Commenting on the effects of CAP, Wyn Grant, professor at Warwick University (UK) specialising in agricultural policy, says that "the implicit policy of the EU is to phase out subsistence farmers."

Larger farms, encouraged by CAP, are supposed to allow for increased land productivity. Together with Bulgaria, Romania has the lowest agricultural productivity rate in the EU, a hectare of land yielding on average three tonnes per year, compared to the EU mean of 4.7 tonnes. Reducing fragmentation of farms could have beneficial effects.

On the other hand, intensive exploitation of land, usually associated with industrial farming, entails high environmental costs. The reformed CAP – set out in 2003 and followed up with a CAP "health check" started in November 2007 – tries to address such negative effects.

In order to receive EU money, Romanian farmers must adhere to environmental and animal welfare criteria, deemed "cross compliance". Farmers are also paid to "set aside" land in order to avoid excessive erosion, although this measure might be restricted given increased prices of agricultural products worldwide, which arguably make "setting aside" too costly.

One of the central aims of the CAP reform is to shift funds from direct payments to rural development (the so-called "modulation").

Second pillar money goes to developing rural infrastructure, modernising farms, and providing added value to crops.
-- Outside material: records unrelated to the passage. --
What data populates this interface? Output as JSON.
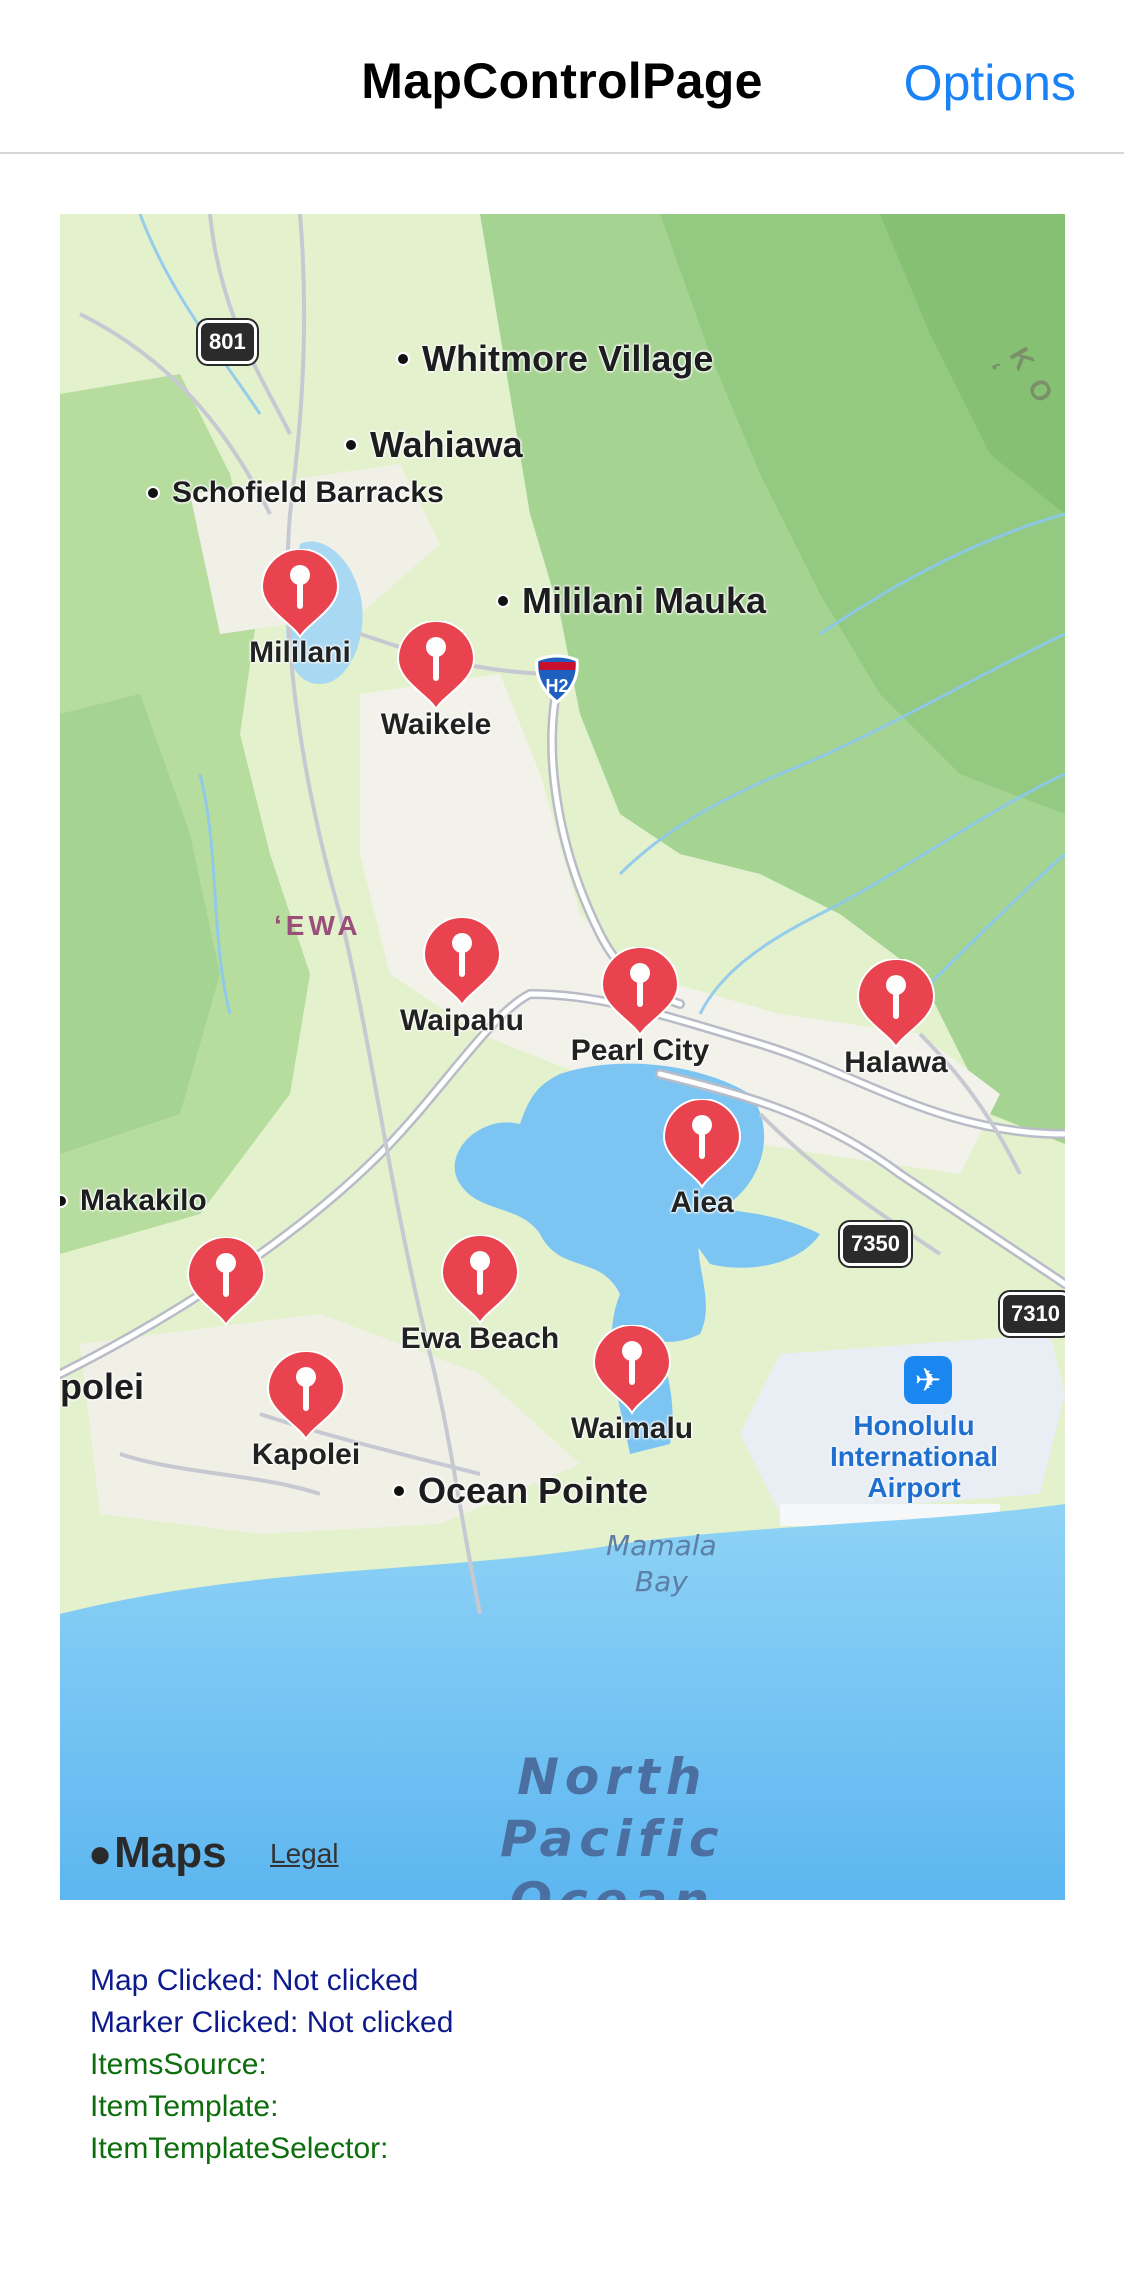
{
  "navbar": {
    "title": "MapControlPage",
    "options_label": "Options"
  },
  "map": {
    "places": {
      "whitmore": "Whitmore Village",
      "wahiawa": "Wahiawa",
      "schofield": "Schofield Barracks",
      "mililani_mauka": "Mililani Mauka",
      "makakilo": "Makakilo",
      "kapolei_city": "polei",
      "ocean_pointe": "Ocean Pointe",
      "ewa": "ʻEWA",
      "koo": "K O ʻ"
    },
    "shields": {
      "r801": "801",
      "h2": "H2",
      "r7350": "7350",
      "r7310": "7310"
    },
    "water": {
      "mamala": "Mamala\nBay",
      "north_pacific": "North\nPacific\nOcean"
    },
    "airport_label": "Honolulu\nInternational\nAirport",
    "markers": [
      {
        "label": "Mililani"
      },
      {
        "label": "Waikele"
      },
      {
        "label": "Waipahu"
      },
      {
        "label": "Pearl City"
      },
      {
        "label": "Halawa"
      },
      {
        "label": "Aiea"
      },
      {
        "label": "Ewa Beach"
      },
      {
        "label": "Waimalu"
      },
      {
        "label": "Kapolei"
      },
      {
        "label": ""
      }
    ],
    "attribution": {
      "maps_text": "Maps",
      "legal": "Legal"
    }
  },
  "status": {
    "map_clicked": "Map Clicked: Not clicked",
    "marker_clicked": "Marker Clicked: Not clicked",
    "items_source": "ItemsSource:",
    "item_template": "ItemTemplate:",
    "item_template_selector": "ItemTemplateSelector:"
  },
  "colors": {
    "accent": "#1a82f7",
    "pin_red": "#e8434f",
    "land": "#dcefc0",
    "forest": "#9fd08a",
    "water": "#74c1f2"
  }
}
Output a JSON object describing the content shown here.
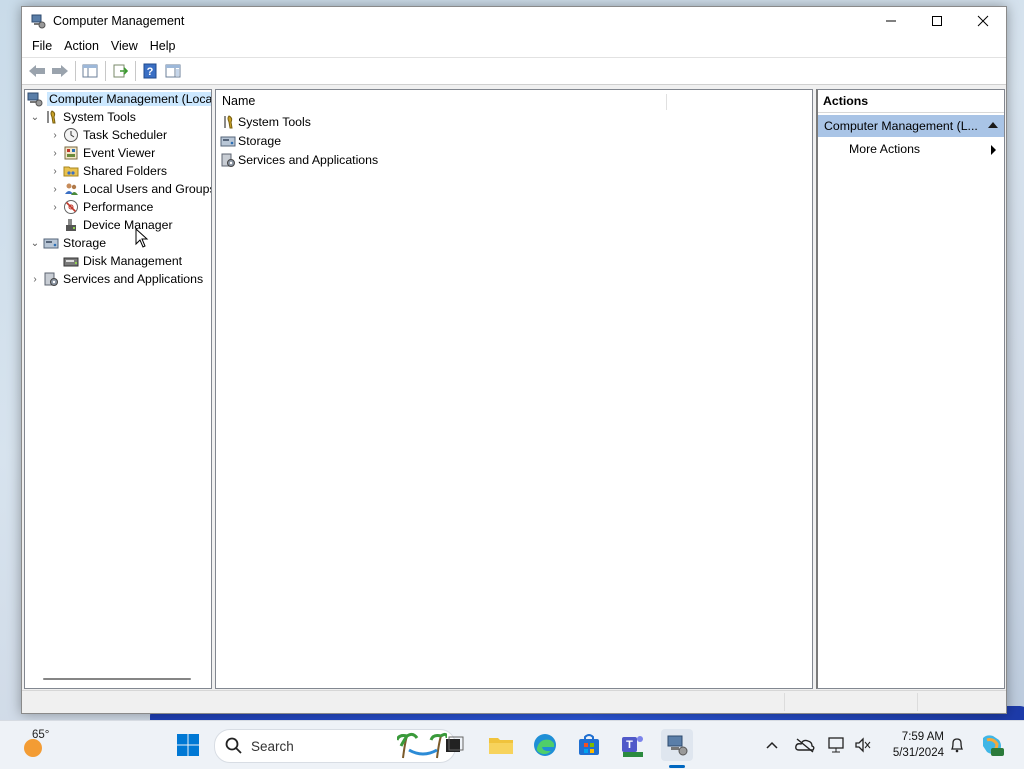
{
  "window": {
    "title": "Computer Management",
    "controls": {
      "minimize": "minimize",
      "maximize": "maximize",
      "close": "close"
    }
  },
  "menu": [
    "File",
    "Action",
    "View",
    "Help"
  ],
  "tree": {
    "root": "Computer Management (Local",
    "items": [
      {
        "label": "System Tools",
        "level": 1,
        "expanded": true,
        "icon": "tools-icon"
      },
      {
        "label": "Task Scheduler",
        "level": 2,
        "expanded": false,
        "icon": "clock-icon"
      },
      {
        "label": "Event Viewer",
        "level": 2,
        "expanded": false,
        "icon": "event-viewer-icon"
      },
      {
        "label": "Shared Folders",
        "level": 2,
        "expanded": false,
        "icon": "shared-folder-icon"
      },
      {
        "label": "Local Users and Groups",
        "level": 2,
        "expanded": false,
        "icon": "users-icon"
      },
      {
        "label": "Performance",
        "level": 2,
        "expanded": false,
        "icon": "performance-icon"
      },
      {
        "label": "Device Manager",
        "level": 2,
        "leaf": true,
        "icon": "device-manager-icon"
      },
      {
        "label": "Storage",
        "level": 1,
        "expanded": true,
        "icon": "storage-icon"
      },
      {
        "label": "Disk Management",
        "level": 2,
        "leaf": true,
        "icon": "disk-icon"
      },
      {
        "label": "Services and Applications",
        "level": 1,
        "expanded": false,
        "icon": "services-icon"
      }
    ]
  },
  "center": {
    "column_header": "Name",
    "rows": [
      {
        "label": "System Tools",
        "icon": "tools-icon"
      },
      {
        "label": "Storage",
        "icon": "storage-icon"
      },
      {
        "label": "Services and Applications",
        "icon": "services-icon"
      }
    ]
  },
  "actions": {
    "header": "Actions",
    "section": "Computer Management (L...",
    "items": [
      "More Actions"
    ]
  },
  "taskbar": {
    "weather_temp": "65°",
    "search_placeholder": "Search",
    "time": "7:59 AM",
    "date": "5/31/2024"
  },
  "colors": {
    "selection": "#cce8ff",
    "actions_section": "#a9c4e6",
    "taskbar": "#eef2f7",
    "accent": "#0067c0"
  }
}
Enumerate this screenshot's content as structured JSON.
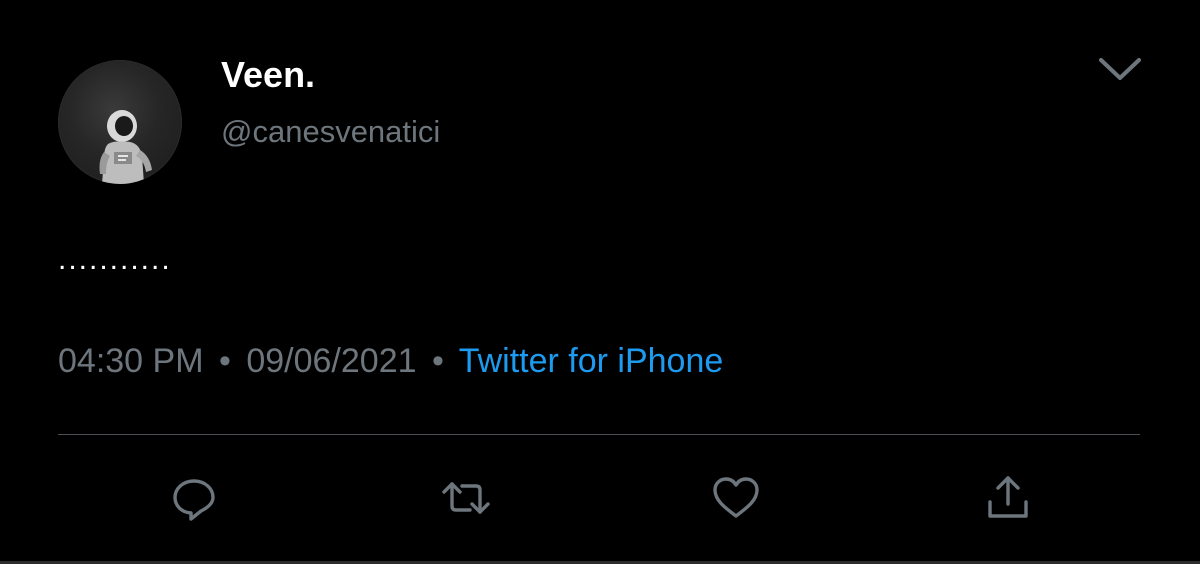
{
  "author": {
    "display_name": "Veen.",
    "handle": "@canesvenatici",
    "avatar_icon": "astronaut-avatar"
  },
  "tweet": {
    "text": "...........",
    "time": "04:30 PM",
    "separator": "•",
    "date": "09/06/2021",
    "source": "Twitter for iPhone"
  },
  "actions": [
    {
      "name": "reply",
      "icon": "reply-icon"
    },
    {
      "name": "retweet",
      "icon": "retweet-icon"
    },
    {
      "name": "like",
      "icon": "heart-icon"
    },
    {
      "name": "share",
      "icon": "share-icon"
    }
  ],
  "menu": {
    "icon": "chevron-down-icon"
  },
  "colors": {
    "background": "#000000",
    "primary_text": "#ffffff",
    "secondary_text": "#6e767d",
    "link": "#1d9bf0",
    "icon": "#6e767d",
    "divider": "#4a4f54"
  }
}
Given out on the basis of projects, it is usually available to larger farms and local authorities. Some of the funds also assist young farmers to start up operations and contribute to maintaining agricultural activities in areas where farming is difficult. The second pillar is supposed to support agriculture in the long term.

Interest in accessing these funds was high in Romania. Of the total of 8 billion euros given to this country for rural development for 2007-2013, 1.4 billion are to be distributed in 2008. Projects submitted for the first two of six cycles of applications to take place this year asked for 1.3 billion euros, almost equal to the total yearly amount, even though beneficiaries are supposed to co-finance these expenses.

The response of Romanian farmers to the offer of EU funds seems to support the need to shift more money from direct payments to rural development.

"It is improvement in infrastructure that would help farmers in Romania most, as I observed first hand," says Wyn Grant. "Money given in general subsidies may be spent on investment, but could equally well go on consumption."

While this appeared the probable direction of change for CAP, reformist voices have lately been weakened. With France taking up the EU rotating presidency in July and Ireland being the only country holding a referendum on the Lisbon Treaty (the new Reform Treaty of the EU), pressure from French and Irish farmers opposing change may prove crucial.

"Unfortunately, the last EU budget settlement slowed down the transfer of money into the rural development budget, where more funds are necessary to meet the level of need. Capping subsidies remains highly controversial and encounters strong political resistance," Grant told IPS.

"I don't think that any reform will happen in the medium term or on a timescale that will be helpful to Romania."